Researchers Introduce a New Generation of Tiny, Agile Drones
The technology could boost aerial robots’ repertoire, allowing them to operate in cramped spaces and withstand collisions.
Insects can be remarkably acrobatic and resilient in flight. Those traits help them navigate the aerial world, with all of its wind gusts, obstacles, and general uncertainty. Such traits are also hard to build into flying robots, but MIT Assistant Professor Kevin Yufeng Chen has built a system that approaches insects’ agility.
Chen, a member of the Department of Electrical Engineering and Computer Science and the Research Laboratory of Electronics, has developed insect-sized drones with unprecedented agility and resilience. The aerial robots are powered by a new class of soft actuator, which allows them to withstand the physical travails of real-world flight. Chen hopes the robots could one day aid humans by pollinating crops or performing machinery inspections in cramped spaces.

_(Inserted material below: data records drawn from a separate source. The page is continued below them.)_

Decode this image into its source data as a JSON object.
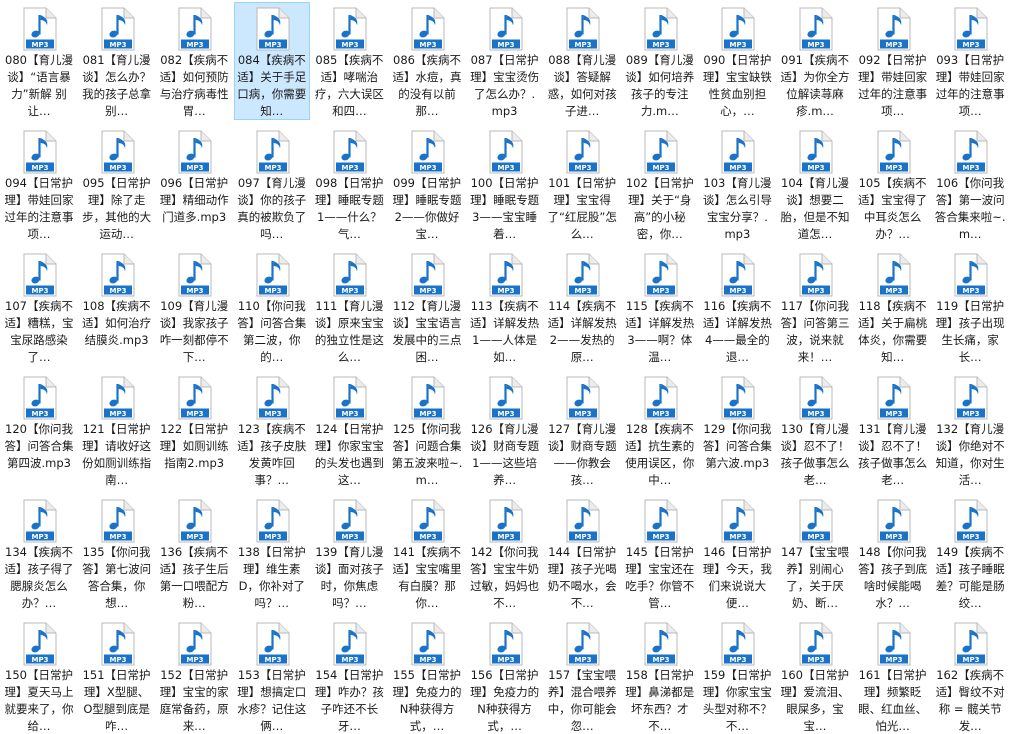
{
  "view": {
    "icon": "mp3-audio-file-icon",
    "icon_badge": "MP3",
    "accent_color": "#1a73c8",
    "selection_color": "#cce8ff"
  },
  "files": [
    {
      "label": "080【育儿漫谈】“语言暴力”新解 别让…"
    },
    {
      "label": "081【育儿漫谈】怎么办？我的孩子总拿别…"
    },
    {
      "label": "082【疾病不适】如何预防与治疗病毒性胃…"
    },
    {
      "label": "084【疾病不适】关于手足口病，你需要知…",
      "selected": true
    },
    {
      "label": "085【疾病不适】哮喘治疗，六大误区和四…"
    },
    {
      "label": "086【疾病不适】水痘，真的没有以前那…"
    },
    {
      "label": "087【日常护理】宝宝烫伤了怎么办？.mp3"
    },
    {
      "label": "088【育儿漫谈】答疑解惑，如何对孩子进…"
    },
    {
      "label": "089【育儿漫谈】如何培养孩子的专注力.m…"
    },
    {
      "label": "090【日常护理】宝宝缺铁性贫血别担心，…"
    },
    {
      "label": "091【疾病不适】为你全方位解读荨麻疹.m…"
    },
    {
      "label": "092【日常护理】带娃回家过年的注意事项…"
    },
    {
      "label": "093【日常护理】带娃回家过年的注意事项…"
    },
    {
      "label": "094【日常护理】带娃回家过年的注意事项…"
    },
    {
      "label": "095【日常护理】除了走步，其他的大运动…"
    },
    {
      "label": "096【日常护理】精细动作门道多.mp3"
    },
    {
      "label": "097【育儿漫谈】你的孩子真的被欺负了吗…"
    },
    {
      "label": "098【日常护理】睡眠专题1——什么？气…"
    },
    {
      "label": "099【日常护理】睡眠专题2——你做好宝…"
    },
    {
      "label": "100【日常护理】睡眠专题3——宝宝睡着…"
    },
    {
      "label": "101【日常护理】宝宝得了“红屁股”怎么…"
    },
    {
      "label": "102【日常护理】关于“身高”的小秘密，你…"
    },
    {
      "label": "103【育儿漫谈】怎么引导宝宝分享？.mp3"
    },
    {
      "label": "104【育儿漫谈】想要二胎，但是不知道怎…"
    },
    {
      "label": "105【疾病不适】宝宝得了中耳炎怎么办？…"
    },
    {
      "label": "106【你问我答】第一波问答合集来啦~.m…"
    },
    {
      "label": "107【疾病不适】糟糕，宝宝尿路感染了…"
    },
    {
      "label": "108【疾病不适】如何治疗结膜炎.mp3"
    },
    {
      "label": "109【育儿漫谈】我家孩子咋一刻都停不下…"
    },
    {
      "label": "110【你问我答】问答合集第二波，你的…"
    },
    {
      "label": "111【育儿漫谈】原来宝宝的独立性是这么…"
    },
    {
      "label": "112【育儿漫谈】宝宝语言发展中的三点困…"
    },
    {
      "label": "113【疾病不适】详解发热1——人体是如…"
    },
    {
      "label": "114【疾病不适】详解发热2——发热的原…"
    },
    {
      "label": "115【疾病不适】详解发热3——啊？体温…"
    },
    {
      "label": "116【疾病不适】详解发热4——最全的退…"
    },
    {
      "label": "117【你问我答】问答第三波，说来就来！…"
    },
    {
      "label": "118【疾病不适】关于扁桃体炎，你需要知…"
    },
    {
      "label": "119【日常护理】孩子出现生长痛，家长…"
    },
    {
      "label": "120【你问我答】问答合集第四波.mp3"
    },
    {
      "label": "121【日常护理】请收好这份如厕训练指南…"
    },
    {
      "label": "122【日常护理】如厕训练指南2.mp3"
    },
    {
      "label": "123【疾病不适】孩子皮肤发黄咋回事？…"
    },
    {
      "label": "124【日常护理】你家宝宝的头发也遇到这…"
    },
    {
      "label": "125【你问我答】问题合集第五波来啦~.m…"
    },
    {
      "label": "126【育儿漫谈】财商专题1——这些培养…"
    },
    {
      "label": "127【育儿漫谈】财商专题——你教会孩…"
    },
    {
      "label": "128【疾病不适】抗生素的使用误区，你中…"
    },
    {
      "label": "129【你问我答】问答合集第六波.mp3"
    },
    {
      "label": "130【育儿漫谈】忍不了！孩子做事怎么老…"
    },
    {
      "label": "131【育儿漫谈】忍不了！孩子做事怎么老…"
    },
    {
      "label": "132【育儿漫谈】你绝对不知道，你对生活…"
    },
    {
      "label": "134【疾病不适】孩子得了腮腺炎怎么办？…"
    },
    {
      "label": "135【你问我答】第七波问答合集，你想…"
    },
    {
      "label": "136【疾病不适】孩子生后第一口喂配方粉…"
    },
    {
      "label": "138【日常护理】维生素D，你补对了吗？…"
    },
    {
      "label": "139【育儿漫谈】面对孩子时，你焦虑吗？…"
    },
    {
      "label": "141【疾病不适】宝宝嘴里有白膜？那你…"
    },
    {
      "label": "142【你问我答】宝宝牛奶过敏，妈妈也不…"
    },
    {
      "label": "144【日常护理】孩子光喝奶不喝水，会不…"
    },
    {
      "label": "145【日常护理】宝宝还在吃手？你管不管…"
    },
    {
      "label": "146【日常护理】今天，我们来说说大便…"
    },
    {
      "label": "147【宝宝喂养】别闹心了，关于厌奶、断…"
    },
    {
      "label": "148【你问我答】孩子到底啥时候能喝水？…"
    },
    {
      "label": "149【疾病不适】孩子睡眠差？可能是肠绞…"
    },
    {
      "label": "150【日常护理】夏天马上就要来了，你给…"
    },
    {
      "label": "151【日常护理】X型腿、O型腿到底是咋…"
    },
    {
      "label": "152【日常护理】宝宝的家庭常备药，原来…"
    },
    {
      "label": "153【日常护理】想搞定口水疹？记住这俩…"
    },
    {
      "label": "154【日常护理】咋办？孩子咋还不长牙…"
    },
    {
      "label": "155【日常护理】免疫力的N种获得方式，…"
    },
    {
      "label": "156【日常护理】免疫力的N种获得方式，…"
    },
    {
      "label": "157【宝宝喂养】混合喂养中，你可能会忽…"
    },
    {
      "label": "158【日常护理】鼻涕都是坏东西？才不…"
    },
    {
      "label": "159【日常护理】你家宝宝头型对称不？不…"
    },
    {
      "label": "160【日常护理】爱流泪、眼屎多，宝宝…"
    },
    {
      "label": "161【日常护理】频繁眨眼、红血丝、怕光…"
    },
    {
      "label": "162【疾病不适】臀纹不对称 = 髋关节发…"
    }
  ]
}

According to Chen, “The challenge of building small aerial robots is immense.” Pint-sized drones require a fundamentally different construction from larger ones. Large drones are usually powered by motors, but motors lose efficiency as you shrink them. So, Chen says, for insect-like robots “you need to look for alternatives.”
The principal alternative until now has been employing a small, rigid actuator built from piezoelectric ceramic materials. While piezoelectric ceramics allowed the first generation of tiny robots to take flight, they’re quite fragile. And that’s a problem when you’re building a robot to mimic an insect — foraging bumblebees endure a collision about once every second.
Chen designed a more resilient tiny drone using soft actuators instead of hard, fragile ones. The soft actuators are made of thin rubber cylinders coated in carbon nanotubes. When voltage is applied to the carbon nanotubes, they produce an electrostatic force that squeezes and elongates the rubber cylinder. Repeated elongation and contraction causes the drone’s wings to beat — fast.
Chen’s actuators can flap nearly 500 times per second, giving the drone insect-like resilience. “You can hit it when it’s flying, and it can recover,” says Chen. “It can also do aggressive manoeuvres like somersaults in the air.” And it weighs in at just 0.6 grams, approximately the mass of a large bumble bee.
Because of the soft actuators’ inherent compliance, the robot can safely run into obstacles without greatly inhibiting flight. This feature is well-suited for flight in cluttered, dynamic environments and could be very useful for any number of real-world applications.
Building insect-like robots can provide a window into the biology and physics of insect flight, a longstanding avenue of inquiry for researchers. Chen’s work addresses these questions through a kind of reverse engineering. His drones can also be useful in industry and agriculture.
Chen says his mini-aerialists could navigate complex machinery to ensure safety and functionality. “Think about the inspection of a turbine engine. You’d want a drone to move around with a small camera to check for cracks on the turbine plates.”
Other potential applications include artificial pollination of crops or completing search-and-rescue missions following a disaster.